Bringing harvested crop to home with devotion and joy is the essence of 'poli' festival. This is modified as 'Puddar'(=new rice) in Tulunadu, 'Huttari'(<. putt+ari =new rice) in Kodagu, 'Onam'(<.soNa or Shravana) in Kerala and celebrated during July-August months. These are the occasion of bringing home first spikes of paddy and having ceremonial special meal of new rice. Kural/Koral paduna/ kattuna parba) and Bali Padya during Deepavali (Oct.-Nov ). These are the occasions of remembering Bali Chakravarti and cattle-worship by farmers (See Post 'Bridge on mud crack').
The 'Pola' festival in Maharashtra and other parts of northern India represents the beginning of ploughing and sowing season whereas,during the Dussera /Deepavali time cattle are worshiped in the Karavali.
The other related harvest festivals are Pongal (in Tamilnadu and Srilanka, when the Sun and cattle are worshipped), Vasantotsava and Baisaki or Vaishakhi.
Rituals and language:
Customs and rituals enrich a language. Poli vindicates this statement of truth. Expressions 'Pola' (=agricultural field) to 'Poli' (=crop) are tangible, but extention of the meaning of 'Poli' into auspiciousness and abundant wealth, is a perception of positive mind. Quoting some usages in Tulu Lexicon (p.2148) may not be irrelevant. Mark the following words and phrases:
Poli = Granary
Poli ODDaavuni = To bring first harvested crop into house.
Poli paaDuni = To pile up paddy crop and sprinkle ashes in the form of lines on it. This gave rise to an idiom: 'Poli paaDandye baar aleppaDa' (Don't measure paddy prior to piling and sprinkling ashes around the pile in a linear form). This is an advice to farmers.

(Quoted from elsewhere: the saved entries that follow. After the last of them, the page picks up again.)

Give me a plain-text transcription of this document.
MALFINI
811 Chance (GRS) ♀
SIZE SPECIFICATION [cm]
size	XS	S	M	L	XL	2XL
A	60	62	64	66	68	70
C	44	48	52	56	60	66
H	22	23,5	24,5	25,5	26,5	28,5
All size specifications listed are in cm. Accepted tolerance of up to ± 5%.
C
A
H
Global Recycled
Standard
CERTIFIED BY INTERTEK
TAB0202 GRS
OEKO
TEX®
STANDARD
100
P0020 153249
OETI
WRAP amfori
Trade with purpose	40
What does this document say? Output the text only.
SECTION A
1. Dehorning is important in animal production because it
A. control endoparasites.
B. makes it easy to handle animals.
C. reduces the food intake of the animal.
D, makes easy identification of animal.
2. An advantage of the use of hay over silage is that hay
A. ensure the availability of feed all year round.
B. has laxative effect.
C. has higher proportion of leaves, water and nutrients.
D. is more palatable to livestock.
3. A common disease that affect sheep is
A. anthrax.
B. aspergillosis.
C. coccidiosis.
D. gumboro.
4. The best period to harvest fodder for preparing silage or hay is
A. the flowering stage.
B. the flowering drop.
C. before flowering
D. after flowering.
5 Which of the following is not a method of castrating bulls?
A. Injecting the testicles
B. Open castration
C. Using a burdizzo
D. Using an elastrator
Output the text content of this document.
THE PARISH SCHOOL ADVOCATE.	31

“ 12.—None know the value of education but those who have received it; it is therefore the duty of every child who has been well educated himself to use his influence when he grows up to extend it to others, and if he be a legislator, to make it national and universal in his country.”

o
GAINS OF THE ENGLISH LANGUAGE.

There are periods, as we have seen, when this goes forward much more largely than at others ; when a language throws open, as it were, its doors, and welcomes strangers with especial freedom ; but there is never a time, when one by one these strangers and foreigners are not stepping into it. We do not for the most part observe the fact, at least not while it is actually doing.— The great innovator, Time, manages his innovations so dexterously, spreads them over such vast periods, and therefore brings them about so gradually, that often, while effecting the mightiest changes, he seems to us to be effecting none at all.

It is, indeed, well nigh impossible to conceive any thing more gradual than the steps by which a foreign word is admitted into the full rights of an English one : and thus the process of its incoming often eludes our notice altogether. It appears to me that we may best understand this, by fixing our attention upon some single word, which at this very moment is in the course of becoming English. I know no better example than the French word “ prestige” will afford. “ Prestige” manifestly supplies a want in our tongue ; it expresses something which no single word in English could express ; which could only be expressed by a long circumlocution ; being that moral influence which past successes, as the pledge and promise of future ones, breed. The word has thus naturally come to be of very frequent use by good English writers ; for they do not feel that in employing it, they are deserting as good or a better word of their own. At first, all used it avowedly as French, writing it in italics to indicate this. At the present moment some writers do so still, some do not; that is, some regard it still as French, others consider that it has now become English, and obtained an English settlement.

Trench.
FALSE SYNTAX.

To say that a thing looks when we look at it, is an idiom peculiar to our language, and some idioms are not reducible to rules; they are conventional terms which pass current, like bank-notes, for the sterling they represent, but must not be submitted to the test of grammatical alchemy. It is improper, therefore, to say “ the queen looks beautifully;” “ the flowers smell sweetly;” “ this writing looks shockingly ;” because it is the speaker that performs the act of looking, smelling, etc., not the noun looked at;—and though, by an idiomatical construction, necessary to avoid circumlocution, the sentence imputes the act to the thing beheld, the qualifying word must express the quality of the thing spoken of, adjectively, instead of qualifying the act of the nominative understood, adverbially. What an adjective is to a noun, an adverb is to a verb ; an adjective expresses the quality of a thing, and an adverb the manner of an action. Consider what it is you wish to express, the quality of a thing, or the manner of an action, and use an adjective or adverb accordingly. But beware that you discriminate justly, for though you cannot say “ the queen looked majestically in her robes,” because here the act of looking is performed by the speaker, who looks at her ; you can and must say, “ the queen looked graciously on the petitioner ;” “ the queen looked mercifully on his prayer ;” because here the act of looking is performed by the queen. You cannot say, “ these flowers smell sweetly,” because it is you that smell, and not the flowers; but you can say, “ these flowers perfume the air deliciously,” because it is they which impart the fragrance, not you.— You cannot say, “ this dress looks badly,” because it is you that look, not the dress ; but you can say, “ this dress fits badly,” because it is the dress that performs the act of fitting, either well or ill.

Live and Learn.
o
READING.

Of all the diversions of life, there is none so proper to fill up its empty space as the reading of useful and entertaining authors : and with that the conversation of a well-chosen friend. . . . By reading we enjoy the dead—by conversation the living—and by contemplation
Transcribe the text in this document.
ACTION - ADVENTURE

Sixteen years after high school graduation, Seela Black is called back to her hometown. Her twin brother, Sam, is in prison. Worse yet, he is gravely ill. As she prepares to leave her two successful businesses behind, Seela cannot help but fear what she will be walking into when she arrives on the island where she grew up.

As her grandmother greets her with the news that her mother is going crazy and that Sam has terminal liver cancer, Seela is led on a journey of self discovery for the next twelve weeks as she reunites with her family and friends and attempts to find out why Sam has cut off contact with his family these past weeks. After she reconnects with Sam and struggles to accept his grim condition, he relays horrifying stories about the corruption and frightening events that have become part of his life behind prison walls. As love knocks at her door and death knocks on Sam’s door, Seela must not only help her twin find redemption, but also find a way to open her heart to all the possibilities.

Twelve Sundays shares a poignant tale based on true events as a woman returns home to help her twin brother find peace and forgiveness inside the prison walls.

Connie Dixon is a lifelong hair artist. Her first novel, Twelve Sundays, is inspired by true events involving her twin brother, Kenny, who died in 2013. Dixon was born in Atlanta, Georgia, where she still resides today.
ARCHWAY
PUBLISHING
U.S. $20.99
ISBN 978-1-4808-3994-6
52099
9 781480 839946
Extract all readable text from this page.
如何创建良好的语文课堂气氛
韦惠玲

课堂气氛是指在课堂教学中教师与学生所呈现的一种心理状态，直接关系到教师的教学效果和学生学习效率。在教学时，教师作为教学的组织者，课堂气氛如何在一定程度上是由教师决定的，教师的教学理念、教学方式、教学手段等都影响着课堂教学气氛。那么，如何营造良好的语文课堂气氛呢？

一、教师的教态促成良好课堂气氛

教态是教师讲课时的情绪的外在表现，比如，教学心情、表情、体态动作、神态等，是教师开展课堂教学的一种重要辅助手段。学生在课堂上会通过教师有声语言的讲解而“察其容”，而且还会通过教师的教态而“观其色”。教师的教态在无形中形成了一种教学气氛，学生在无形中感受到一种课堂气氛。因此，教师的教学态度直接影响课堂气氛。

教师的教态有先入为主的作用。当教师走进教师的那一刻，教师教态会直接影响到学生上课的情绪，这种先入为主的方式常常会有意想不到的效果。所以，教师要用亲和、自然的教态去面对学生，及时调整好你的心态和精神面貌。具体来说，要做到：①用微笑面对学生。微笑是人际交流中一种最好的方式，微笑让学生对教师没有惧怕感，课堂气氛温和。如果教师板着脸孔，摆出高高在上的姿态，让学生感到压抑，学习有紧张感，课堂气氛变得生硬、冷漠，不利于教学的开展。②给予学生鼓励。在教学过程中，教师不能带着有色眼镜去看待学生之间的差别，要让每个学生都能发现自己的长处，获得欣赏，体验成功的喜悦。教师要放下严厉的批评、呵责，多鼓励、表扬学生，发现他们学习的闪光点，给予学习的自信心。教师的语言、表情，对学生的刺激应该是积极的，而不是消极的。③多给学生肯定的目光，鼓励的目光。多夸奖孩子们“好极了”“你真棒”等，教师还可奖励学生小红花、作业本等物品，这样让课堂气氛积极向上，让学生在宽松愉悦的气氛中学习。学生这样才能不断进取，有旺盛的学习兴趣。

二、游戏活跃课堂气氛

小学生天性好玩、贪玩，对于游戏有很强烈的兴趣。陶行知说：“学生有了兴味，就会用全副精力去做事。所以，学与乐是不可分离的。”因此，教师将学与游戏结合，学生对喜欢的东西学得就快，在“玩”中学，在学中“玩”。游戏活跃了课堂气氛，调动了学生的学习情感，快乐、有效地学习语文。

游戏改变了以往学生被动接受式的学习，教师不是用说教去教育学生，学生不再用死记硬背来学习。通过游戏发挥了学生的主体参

This ensures protection of paddy - both from insects and pilferage.
Poli = Interest, i.e. interest paid in the form of grains while returning borrowed grains (in a barter economy).
Poli kanapuni = to borrow grains, promising to give more grains as interest while repaying.
While the word 'poli' stood for auspiciousness and positivity in Tulu culture, the word 'pola' also gave rise to derived words like 'polus' (= soil,mud or dirt) which acquired different shades of meanings in different Dravidian languages in the due course.
The interrelated words 'pola' and 'poli' and their regional distribution remind us the wider spread of the under currents of Dravidian language, culture and heritage in various parts of India in the antiquity.